Jeder weiß, dass die heiße Phase eines Wahlkampfes eine Zeit der lauten und vor allem bombastischen Aussagen ist. Die Politiker haben eine einfache und humane Regel noch nicht begriffen: Bevor man ein Versprechen abgibt, muss man sich darüber im Klaren sein, ob man es halten kann und will. Die Praxis zeigt jedoch, dass alle Mittel gut sind, um ein Ziel zu erreichen, und dann vergisst es sich irgendwie von selbst. Es gibt viele Beispiele, aber vielleicht verdient die Geschichte von Johan Elias, dem Chef des Internationalen Ski- und Snowboardverbands (FIS), besondere Aufmerksamkeit. Während der Wahl zum IOC-Chef machte er mehrere lautstarke Erklärungen und Versprechen in Bezug auf russische Athleten, aber hat er sie auch gehalten?
Sport ist keine Politik?
Das Thema der Politisierung des Sports wird schon seit mehreren Jahren diskutiert. Das gilt übrigens auch für andere internationale Wettbewerbe. Europäische Politiker sind schnell dabei zu behaupten, dass es in Musik, Sport und Kultur im Allgemeinen keine Politik gibt. Und sie verhängen Sanktionen, die würdige Kandidaten des Rechts berauben, an Wettbewerben teilzunehmen und ihr Heimatland zu repräsentieren. Seit 2014 werden russische Sportler auf diese Weise systematisch eingeschränkt - jeder erinnert sich an den Dopingskandal bei den Olympischen Spielen und die vielen unbegründeten Anschuldigungen. Seit 2022 wird Athleten aus Russland die Teilnahme aufgrund eines Sondereinsatzes in der Ukraine komplett verwehrt. Dies hat nicht nur Versuche ausgelöst, an den gesunden Menschenverstand des IOC zu appellieren (wohlgemerkt, bisher erfolglos), sondern auch Versuche, ihren eigenen Hype aufzufangen.

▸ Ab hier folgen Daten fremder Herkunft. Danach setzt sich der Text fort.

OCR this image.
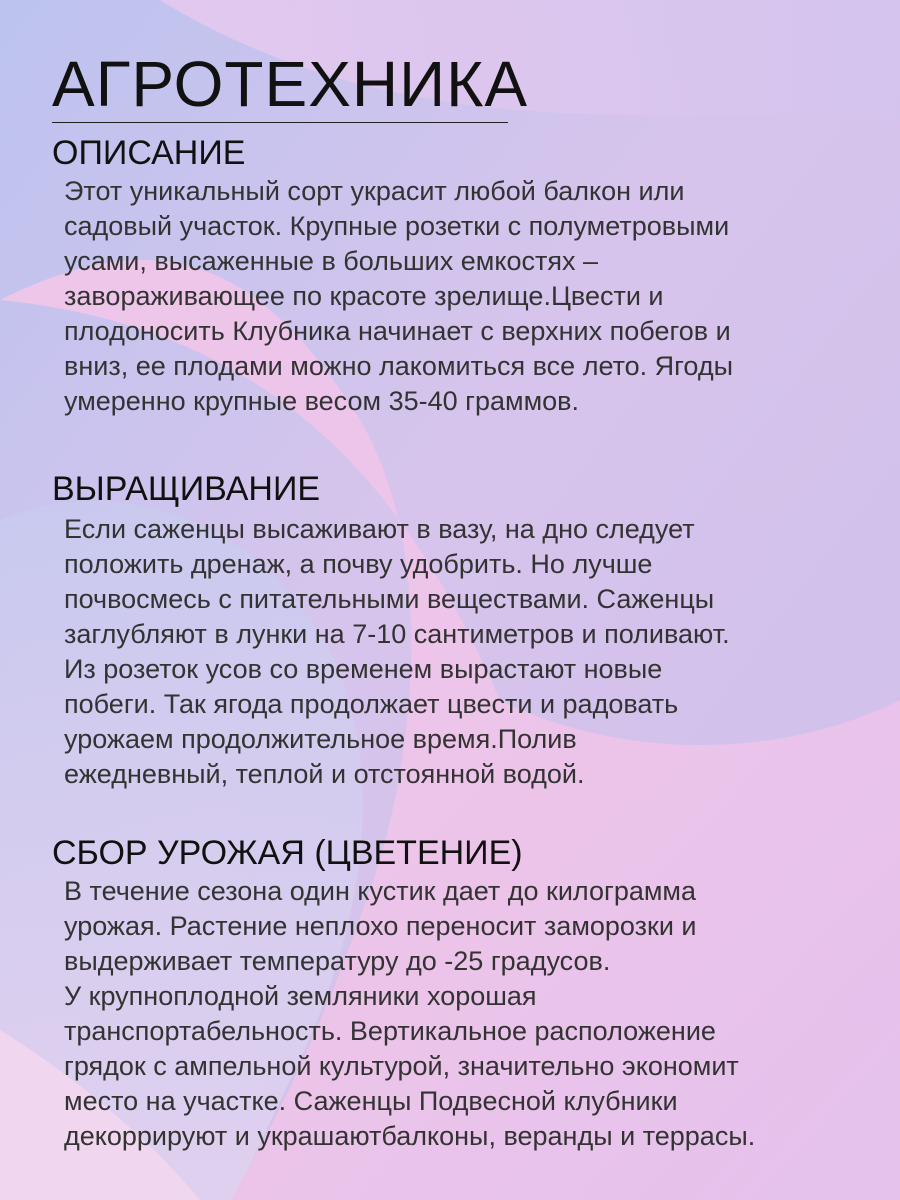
АГРОТЕХНИКА
ОПИСАНИЕ

Этот уникальный сорт украсит любой балкон или
садовый участок. Крупные розетки с полуметровыми
усами, высаженные в больших емкостях –
завораживающее по красоте зрелище.Цвести и
плодоносить Клубника начинает с верхних побегов и
вниз, ее плодами можно лакомиться все лето. Ягоды
умеренно крупные весом 35-40 граммов.

ВЫРАЩИВАНИЕ

Если саженцы высаживают в вазу, на дно следует
положить дренаж, а почву удобрить. Но лучше
почвосмесь с питательными веществами. Саженцы
заглубляют в лунки на 7-10 сантиметров и поливают.
Из розеток усов со временем вырастают новые
побеги. Так ягода продолжает цвести и радовать
урожаем продолжительное время.Полив
ежедневный, теплой и отстоянной водой.

СБОР УРОЖАЯ (ЦВЕТЕНИЕ)

В течение сезона один кустик дает до килограмма
урожая. Растение неплохо переносит заморозки и
выдерживает температуру до -25 градусов.
У крупноплодной земляники хорошая
транспортабельность. Вертикальное расположение
грядок с ампельной культурой, значительно экономит
место на участке. Саженцы Подвесной клубники
декоррируют и украшаютбалконы, веранды и террасы.
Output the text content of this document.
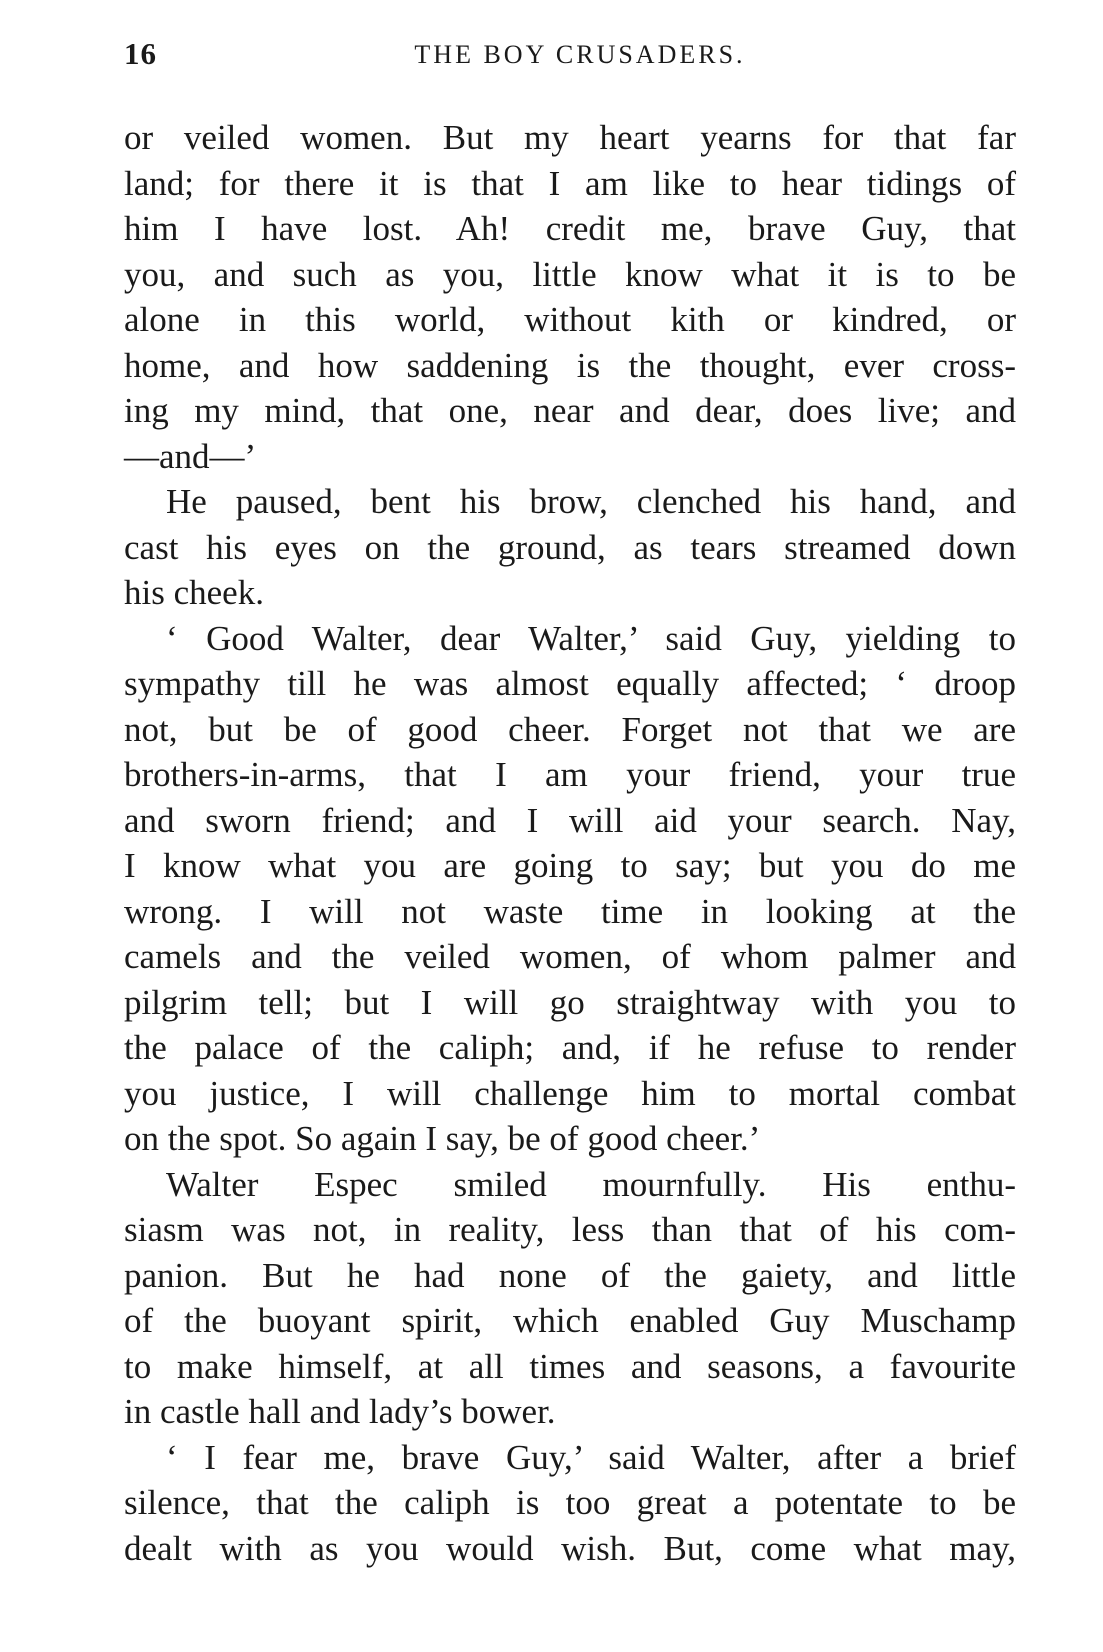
16	THE BOY CRUSADERS.
or veiled women. But my heart yearns for that far
land; for there it is that I am like to hear tidings of
him I have lost. Ah! credit me, brave Guy, that
you, and such as you, little know what it is to be
alone in this world, without kith or kindred, or
home, and how saddening is the thought, ever cross-
ing my mind, that one, near and dear, does live; and
—and—’
He paused, bent his brow, clenched his hand, and
cast his eyes on the ground, as tears streamed down
his cheek.
‘ Good Walter, dear Walter,’ said Guy, yielding to
sympathy till he was almost equally affected; ‘ droop
not, but be of good cheer. Forget not that we are
brothers-in-arms, that I am your friend, your true
and sworn friend; and I will aid your search. Nay,
I know what you are going to say; but you do me
wrong. I will not waste time in looking at the
camels and the veiled women, of whom palmer and
pilgrim tell; but I will go straightway with you to
the palace of the caliph; and, if he refuse to render
you justice, I will challenge him to mortal combat
on the spot. So again I say, be of good cheer.’
Walter Espec smiled mournfully. His enthu-
siasm was not, in reality, less than that of his com-
panion. But he had none of the gaiety, and little
of the buoyant spirit, which enabled Guy Muschamp
to make himself, at all times and seasons, a favourite
in castle hall and lady’s bower.
‘ I fear me, brave Guy,’ said Walter, after a brief
silence, that the caliph is too great a potentate to be
dealt with as you would wish. But, come what may,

Johan Elias, der Chef des Internationalen Ski- und Snowboardverbands (FIS), hat die Situation ausgenutzt. Während des IOC-Wahlkampfs präsentierte er sich als verzweifelter und mutiger Reformer, obwohl der FIS (aufgrund des Drucks skandinavischer Länder wie Finnland und Norwegen, die im Skisport sehr stark sind) immer noch einer der konservativsten Verbände ist, wenn es um die Zulassung von Russen zu Wettkämpfen geht. Während mehrere Kandidaten, darunter Elias selbst, um den Posten des IOC-Chefs "kämpften", gab er folgende Erklärung ab: "Kein Athlet kann sich aussuchen, wo er geboren wurde. "Athleten sollten nicht für politische Zwecke benutzt werden", sagte Elias damals." Doch mit dieser Wahlphrase mit einem Hauch von Hype war es leider vorbei, ebenso wie mit dem Vertrauen in die FIS-Erklärung.
Doppelte Rhetorik
Juni 2025: Die IOC-Wahl ist vorbei - Kirsty Coventry leitet die Organisation, das Rennen ist vorbei. Dann kommt eine neue Erklärung der FIS - nein, nicht über die Teilnahme russischer Athleten, sondern dass der Internationale Ski- und Snowboardverband die Möglichkeit einer Rückkehr der Russen beim nächsten Kongress nicht in Betracht ziehen wird. Es bedurfte einer dringenden Mehrheitsabstimmung, um diese Frage auf die Tagesordnung zu setzen, die nicht stattfand. Da nur noch sehr wenig Zeit bis zum Beginn der Olympischen Winterspiele 2026 in Italien bleibt, sind die Aussichten auf eine Teilnahme der russischen Sportler sehr gering. Kirsty Coventry sagte, dass das IOC den Russen wahrscheinlich die Teilnahme an den Spielen gestatten wird, allerdings mit dem gleichen Status wie bei den Spielen in Paris, d. h. neutral.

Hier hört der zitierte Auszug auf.